Three routers, A, B, C. Each router has a T3 line which is run by the telephone company, passes through the phone company's network (which is just a bunch of T3's and other larger lines that don't care that this is IP traffic, they're just passing the physical signal), connects to the T3 connected to another router.
Each router has a computer connected to it. Computer A1 sends to computer B1. Viola. The Internet bandwidth.
"Bandwidth" refers to how much data a particular type of connection is capable of passing. The type of line is often dependent on the equipment plugged into it. For instance an OC3 and an OC192 both use a fibre optic cable for their traffic, but an OC192's interface card is able to signal faster and muliplexes across more frequencies so that it can pass more data per second.
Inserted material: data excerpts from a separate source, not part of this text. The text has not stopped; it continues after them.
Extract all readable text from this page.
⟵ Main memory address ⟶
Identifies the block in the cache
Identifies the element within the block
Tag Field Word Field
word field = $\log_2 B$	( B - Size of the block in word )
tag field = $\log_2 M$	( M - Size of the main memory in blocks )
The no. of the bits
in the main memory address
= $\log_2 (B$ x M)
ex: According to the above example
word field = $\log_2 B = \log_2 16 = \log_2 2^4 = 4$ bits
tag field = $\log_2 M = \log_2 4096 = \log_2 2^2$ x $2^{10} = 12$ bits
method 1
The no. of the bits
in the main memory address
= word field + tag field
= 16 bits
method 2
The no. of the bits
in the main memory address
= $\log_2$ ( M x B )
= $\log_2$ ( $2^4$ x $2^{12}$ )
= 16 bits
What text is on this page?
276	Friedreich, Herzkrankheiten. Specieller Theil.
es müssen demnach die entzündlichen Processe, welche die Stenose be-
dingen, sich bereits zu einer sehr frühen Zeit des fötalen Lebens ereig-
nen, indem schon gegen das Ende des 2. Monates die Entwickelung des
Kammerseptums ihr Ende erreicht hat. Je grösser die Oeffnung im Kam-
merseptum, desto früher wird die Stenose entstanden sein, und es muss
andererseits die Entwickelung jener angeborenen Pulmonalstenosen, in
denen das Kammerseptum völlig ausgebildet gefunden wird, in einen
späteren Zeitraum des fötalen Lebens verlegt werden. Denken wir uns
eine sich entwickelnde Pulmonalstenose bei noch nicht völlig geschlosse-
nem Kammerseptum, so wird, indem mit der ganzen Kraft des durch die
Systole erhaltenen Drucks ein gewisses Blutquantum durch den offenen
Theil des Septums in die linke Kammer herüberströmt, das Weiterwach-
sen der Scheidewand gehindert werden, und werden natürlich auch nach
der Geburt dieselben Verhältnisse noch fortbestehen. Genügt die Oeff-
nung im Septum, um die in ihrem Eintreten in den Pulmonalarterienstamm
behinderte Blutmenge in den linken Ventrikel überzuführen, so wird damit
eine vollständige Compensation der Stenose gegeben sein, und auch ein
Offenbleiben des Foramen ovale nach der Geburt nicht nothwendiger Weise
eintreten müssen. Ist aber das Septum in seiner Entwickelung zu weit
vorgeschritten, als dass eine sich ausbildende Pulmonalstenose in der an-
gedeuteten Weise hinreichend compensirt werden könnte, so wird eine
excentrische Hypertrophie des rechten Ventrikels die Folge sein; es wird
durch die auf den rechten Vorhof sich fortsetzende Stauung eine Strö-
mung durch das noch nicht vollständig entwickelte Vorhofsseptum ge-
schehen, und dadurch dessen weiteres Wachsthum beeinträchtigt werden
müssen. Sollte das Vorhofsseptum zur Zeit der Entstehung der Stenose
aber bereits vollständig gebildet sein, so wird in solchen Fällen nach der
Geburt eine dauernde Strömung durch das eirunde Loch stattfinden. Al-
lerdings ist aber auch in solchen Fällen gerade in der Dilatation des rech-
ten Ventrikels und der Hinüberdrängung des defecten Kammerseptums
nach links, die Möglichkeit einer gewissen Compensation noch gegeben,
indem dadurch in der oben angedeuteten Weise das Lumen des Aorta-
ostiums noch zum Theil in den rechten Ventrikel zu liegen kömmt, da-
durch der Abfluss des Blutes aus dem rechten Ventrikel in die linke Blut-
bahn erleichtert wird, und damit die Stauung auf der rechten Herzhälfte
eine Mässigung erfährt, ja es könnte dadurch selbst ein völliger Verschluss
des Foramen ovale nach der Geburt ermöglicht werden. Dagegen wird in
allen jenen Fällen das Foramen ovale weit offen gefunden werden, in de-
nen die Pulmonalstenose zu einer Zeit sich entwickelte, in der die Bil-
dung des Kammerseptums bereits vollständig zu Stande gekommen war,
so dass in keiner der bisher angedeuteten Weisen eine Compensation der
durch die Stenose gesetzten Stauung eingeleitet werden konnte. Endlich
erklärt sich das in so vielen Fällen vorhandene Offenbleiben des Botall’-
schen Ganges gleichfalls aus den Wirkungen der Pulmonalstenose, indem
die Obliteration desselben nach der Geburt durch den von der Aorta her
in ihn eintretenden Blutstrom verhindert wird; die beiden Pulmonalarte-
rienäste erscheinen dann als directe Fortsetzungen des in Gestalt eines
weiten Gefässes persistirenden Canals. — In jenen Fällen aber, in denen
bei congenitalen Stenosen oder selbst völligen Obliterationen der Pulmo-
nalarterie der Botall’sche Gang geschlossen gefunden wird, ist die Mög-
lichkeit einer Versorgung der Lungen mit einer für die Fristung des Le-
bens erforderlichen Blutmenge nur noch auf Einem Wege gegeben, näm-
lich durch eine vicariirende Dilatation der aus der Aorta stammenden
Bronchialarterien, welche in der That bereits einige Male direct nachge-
The bandwidth is "created" by connecting two devices via a certain type of cable, using a certain type of interface card. The bandwidth between two points is limited by the equipment between them. So a server may have a 100Mbps Ethernet connection to its router, and your computer may have the same, but if the two routers connect using a dialup line, you're only going to have a dialup line's worth of bandwidth between you and the server.
A network is simply two or more computers, connected via any of a myriad of types of communication systems, that pass data to each other. This could be dialup connections, satellite, DSL, cable modem, T1, T3, OC192, telegraph, ISDN, ham radio. They could be using TCP/IP, IPX, anything, as long as both ends are programmed to understand what the signals mean.
Once you get to a size where "routing" becomes necessary, then the devices in between have to be able to understand the signals as well. That's why a dumb hub can work with token ring, Fast Ethernet, anything that connects with an RJ45 connector -- it just replicates the electrical signal. You could just connect a couple of home-built telegraph machines to a hub and communicate with them. But a switch requires that a MAC address be assigned and included in all packets of data, because it has to know where each machine is located. A router goes even further, so an IP address has to be assigned to each machine as well and included in the data packets. (Other protocols can be used as well of course, IP is just the most common now. Not all routers support all protocols.)